On the request of either Amyris or TENA, the other party shall consider on a case-by-case basis whether to share the cost of third-party expenses incurred outside the scope of the Biofene Development Project. Any agreement reached between Amyris and TENA in this respect must be evidenced in writing and signed by both parties.

 

7.Miscellaneous.

 

a.This Side Letter and any arbitration hereunder shall be governed by, interpreted and construed and enforced in accordance with, the laws of the State of New York, without giving effect to any conflicts of laws principles thereof. Each party irrevocably consents and agrees that any action for relief brought against it with respect to its obligations or liabilities under or arising out of or in connection with this Side Letter may be brought in the United States District Court for the Southern District of New York, unless no federal subject matter jurisdiction exists, in which case the action may be brought in the courts of the State of new York located in the Borough of Manhattan, and each party herby irrevocably accept and unconditionally submits to the non-exclusive jurisdiction of aforesaid courts in personam, with respect to any action for relieve. The language of any proceedings and of all submissions and written evidence shall be English; provided, however, that a party, at its expense, may provide for translation or simultaneous interpretation into a language other than English.

 

 

*] Certain portions denoted with an asterisk have been omitted and filed separately with the Securities and Exchange Commission.
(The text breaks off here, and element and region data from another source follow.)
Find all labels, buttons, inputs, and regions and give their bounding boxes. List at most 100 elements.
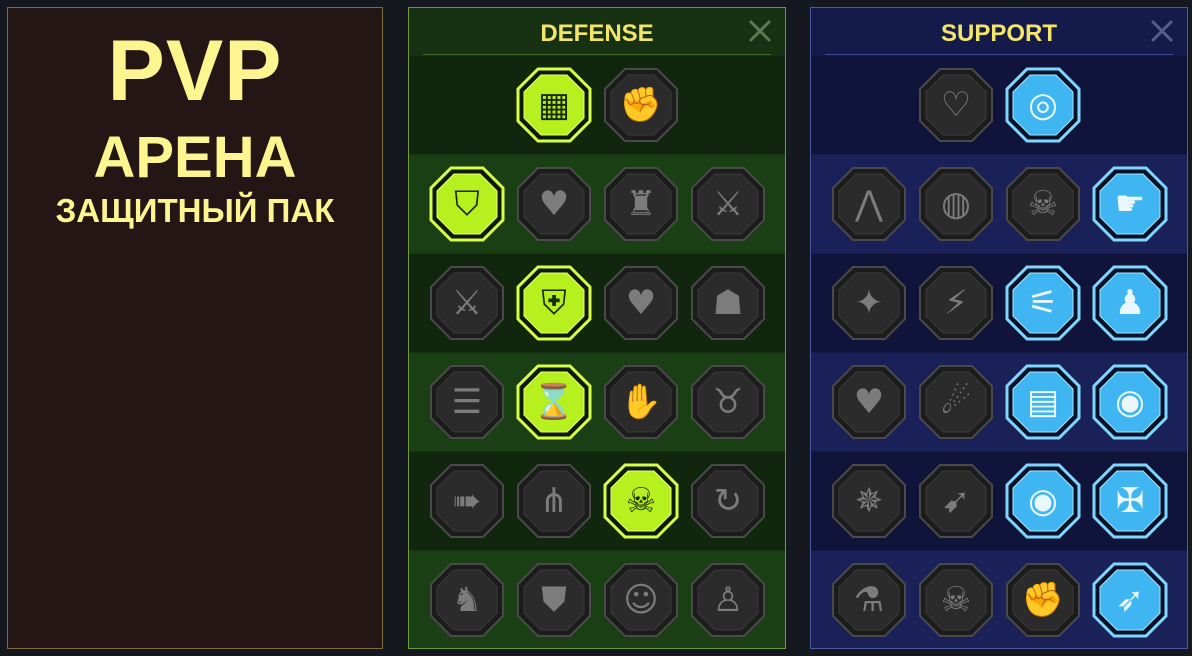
talent-crowd[interactable]: ☰	[429, 364, 505, 440]
hooded-figure-icon: ☗	[712, 283, 744, 323]
talent-sparkle-figure[interactable]: ✦	[831, 265, 907, 341]
talent-eagle-head[interactable]: ➶	[1092, 562, 1168, 638]
stacked-plates-icon: ▦	[537, 85, 571, 125]
talent-hooded-figure[interactable]: ☗	[690, 265, 766, 341]
radiant-skull-icon: ☠	[625, 481, 657, 521]
talent-crossed-blades[interactable]: ⚔	[690, 166, 766, 242]
talent-claw-marks[interactable]: ⋔	[516, 463, 592, 539]
talent-cracked-ground[interactable]: ⚟	[1005, 265, 1081, 341]
talent-raised-fist[interactable]: ✊	[603, 67, 679, 143]
horned-skull-icon: ☠	[940, 580, 972, 620]
talent-potion-flask[interactable]: ⚗	[831, 562, 907, 638]
talent-knight-shield[interactable]: ⛨	[516, 265, 592, 341]
support-talent-row: ✵ ➹ ◉ ✠	[811, 452, 1187, 550]
talent-open-palm[interactable]: ✋	[603, 364, 679, 440]
healing-hand-icon: ☛	[1114, 184, 1146, 224]
talent-chained-heart[interactable]: ♥	[831, 364, 907, 440]
talent-target-burst[interactable]: ◎	[1005, 67, 1081, 143]
eagle-head-icon: ➶	[1115, 580, 1145, 620]
defense-talent-row: ⚔ ⛨ ♥ ☗	[409, 254, 785, 352]
talent-angry-eyes[interactable]: ◉	[1092, 364, 1168, 440]
bull-head-icon: ♉	[712, 382, 744, 422]
defense-talent-row: ☰ ⌛ ✋ ♉	[409, 353, 785, 451]
comet-icon: ☄	[940, 382, 972, 422]
close-icon[interactable]	[1149, 18, 1175, 44]
talent-heart[interactable]: ♥	[603, 265, 679, 341]
armored-warrior-icon: ♞	[451, 580, 483, 620]
talent-muscular-figure[interactable]: ♙	[690, 562, 766, 638]
shield-chevrons-icon: ⛉	[454, 184, 480, 224]
talent-compass-star[interactable]: ✵	[831, 463, 907, 539]
talent-afterimage-figure[interactable]: ♟	[1092, 265, 1168, 341]
heart-icon: ♥	[625, 283, 657, 323]
talent-stacked-plates[interactable]: ▦	[516, 67, 592, 143]
raised-fist-icon: ✊	[619, 85, 663, 125]
close-icon[interactable]	[747, 18, 773, 44]
talent-duelists[interactable]: ⚔	[429, 265, 505, 341]
target-burst-icon: ◎	[1028, 85, 1058, 125]
talent-running-boot[interactable]: ➹	[918, 463, 994, 539]
cracked-ground-icon: ⚟	[1027, 283, 1059, 323]
talent-shield-chevrons[interactable]: ⛉	[429, 166, 505, 242]
talent-stone-golem[interactable]: ♜	[603, 166, 679, 242]
voodoo-doll-icon: ✠	[1115, 481, 1145, 521]
talent-horned-skull[interactable]: ☠	[918, 562, 994, 638]
stone-golem-icon: ♜	[625, 184, 657, 224]
defense-header: DEFENSE	[540, 20, 654, 47]
talent-dashing-figure[interactable]: ➠	[429, 463, 505, 539]
talent-hourglass-skull[interactable]: ⌛	[516, 364, 592, 440]
bearded-face-icon: ☺	[623, 580, 659, 620]
defense-talent-row: ♞ ⛊ ☺ ♙	[409, 551, 785, 648]
defense-talent-panel: DEFENSE ▦ ✊ ⛉ ♥ ♜ ⚔ ⚔ ⛨ ♥ ☗ ☰ ⌛ ✋ ♉ ➠ ⋔ ☠ ↻ ♞ ⛊ ☺ ♙	[408, 7, 786, 649]
header-divider	[825, 54, 1173, 55]
fist-smash-icon: ✊	[1021, 580, 1065, 620]
support-talent-row: ♥ ☄ ▤ ◉	[811, 353, 1187, 451]
title-panel: PVP АРЕНА ЗАЩИТНЫЙ ПАК	[7, 7, 383, 649]
defense-talent-row: ⛉ ♥ ♜ ⚔	[409, 155, 785, 253]
talent-smoking-skull[interactable]: ☠	[1005, 166, 1081, 242]
heart-plus-icon: ♡	[940, 85, 972, 125]
running-boot-icon: ➹	[941, 481, 971, 521]
compass-star-icon: ✵	[854, 481, 884, 521]
talent-open-book[interactable]: ▤	[1005, 364, 1081, 440]
talent-fist-smash[interactable]: ✊	[1005, 562, 1081, 638]
hourglass-skull-icon: ⌛	[532, 382, 576, 422]
anatomical-heart-icon: ♥	[538, 184, 570, 224]
open-palm-icon: ✋	[619, 382, 663, 422]
talent-bearded-face[interactable]: ☺	[603, 562, 679, 638]
support-talent-row: ♡ ◎	[811, 56, 1187, 154]
dashing-figure-icon: ➠	[452, 481, 482, 521]
talent-heart-plus[interactable]: ♡	[918, 67, 994, 143]
talent-bull-head[interactable]: ♉	[690, 364, 766, 440]
talent-lightning-bolt[interactable]: ⚡	[918, 265, 994, 341]
claw-marks-icon: ⋔	[539, 481, 569, 521]
talent-aura-shield[interactable]: ◍	[918, 166, 994, 242]
defense-talent-row: ▦ ✊	[409, 56, 785, 154]
angry-eyes-icon: ◉	[1115, 382, 1145, 422]
duelists-icon: ⚔	[451, 283, 483, 323]
header-divider	[423, 54, 771, 55]
talent-praying-hands[interactable]: ⋀	[831, 166, 907, 242]
talent-healing-hand[interactable]: ☛	[1092, 166, 1168, 242]
sparkle-figure-icon: ✦	[854, 283, 884, 323]
talent-anatomical-heart[interactable]: ♥	[516, 166, 592, 242]
talent-radiant-skull[interactable]: ☠	[603, 463, 679, 539]
talent-all-seeing-eye[interactable]: ◉	[1005, 463, 1081, 539]
talent-hand-swirl[interactable]: ↻	[690, 463, 766, 539]
talent-voodoo-doll[interactable]: ✠	[1092, 463, 1168, 539]
support-talent-row: ⋀ ◍ ☠ ☛	[811, 155, 1187, 253]
crowd-icon: ☰	[451, 382, 483, 422]
winged-shield-icon: ⛊	[541, 580, 567, 620]
title-defense-pack: ЗАЩИТНЫЙ ПАК	[55, 192, 335, 229]
support-header: SUPPORT	[940, 20, 1057, 47]
talent-armored-warrior[interactable]: ♞	[429, 562, 505, 638]
open-book-icon: ▤	[1026, 382, 1060, 422]
talent-comet[interactable]: ☄	[918, 364, 994, 440]
chained-heart-icon: ♥	[853, 382, 885, 422]
title-pvp: PVP	[107, 23, 283, 119]
support-talent-row: ⚗ ☠ ✊ ➶	[811, 551, 1187, 648]
smoking-skull-icon: ☠	[1027, 184, 1059, 224]
crossed-blades-icon: ⚔	[712, 184, 744, 224]
aura-shield-icon: ◍	[941, 184, 971, 224]
talent-winged-shield[interactable]: ⛊	[516, 562, 592, 638]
Confidential treatment has been requested with respect to the omitted portions.

 

3
 

 

b.Neither this Side Letter nor any right or obligations hereunder may be assigned or delegated by any of the parties hereto without the written consent of the other parties hereto, except that TENA may assign the Side Letter and its rights and obligations hereunder to its affiliate Total Raffinage Chimie, S.A., by giving written notice of such assignment to Amyris.

 

c.This Side Letter may be executed in multiple counterparts, each of which will be deemed to be an original and all of which will be deemed to be a single document.

 

 

 

Very truly yours,

 

Total Energies Nouvelles Activités USA SAS

 

 

By:  /s/ Christophe Vuillez    
Name:    Christophe Vuillez    
Title: Attorney in Fact    
     

 

 

 

 

 

4
 

 

Agreed and accepted by:

 

Amyris, Inc.    
By: /s/ John Melo    
Name      John Melo    
Title: President & CEO    
       
Total New Energies, Inc.    
By: /s/ Isabelle Kieffer    
Name Isabelle Kieffer    
Title: Chief Executive Officer    
       
Total Amyris BioSolutions B. V.    
By: /s/ Xavier de Maupeou    
Name Jean-Marc Otereo del Val Xavier de Maupeou    
Title: General Manager    
       
By: /s/ Remi Bourgeois    
Name Remi Bourgeois    
Title: General Manager    
       
By: /s/ Philippe Marchand    
Name Philippe Marchand    
Title: General Manager    

 

 

 

 

5
 

 

Exhibit A

 

2017 quarterly technical milestones for the Biofene Program

 

 

 

YE 2016

ActualA

2017 Q1

GoalA

2017 Q2

GoalA

2017 Q3

GoalA

2017 Q4

GoalB

Fermentation yield (wt. %) [*] [*] [*] [*] [*]
Productivity (g/L/h) [*] [*] [*] [*] [*]
Recovery yield (wt. %)C [*] [*] [*] [*] [*]

 

A Fermentation yield and productivity to be measured at [*]

B Fermentation yield and productivity to be measured at [*]

C Recovery yield to be monitored at [*]

 

 

 

 

 

 

 

 

 

 

 

 

[*] Certain portions denoted with an asterisk have been omitted and filed separately with the Securities and Exchange Commission. Confidential treatment has been requested with respect to the omitted portions.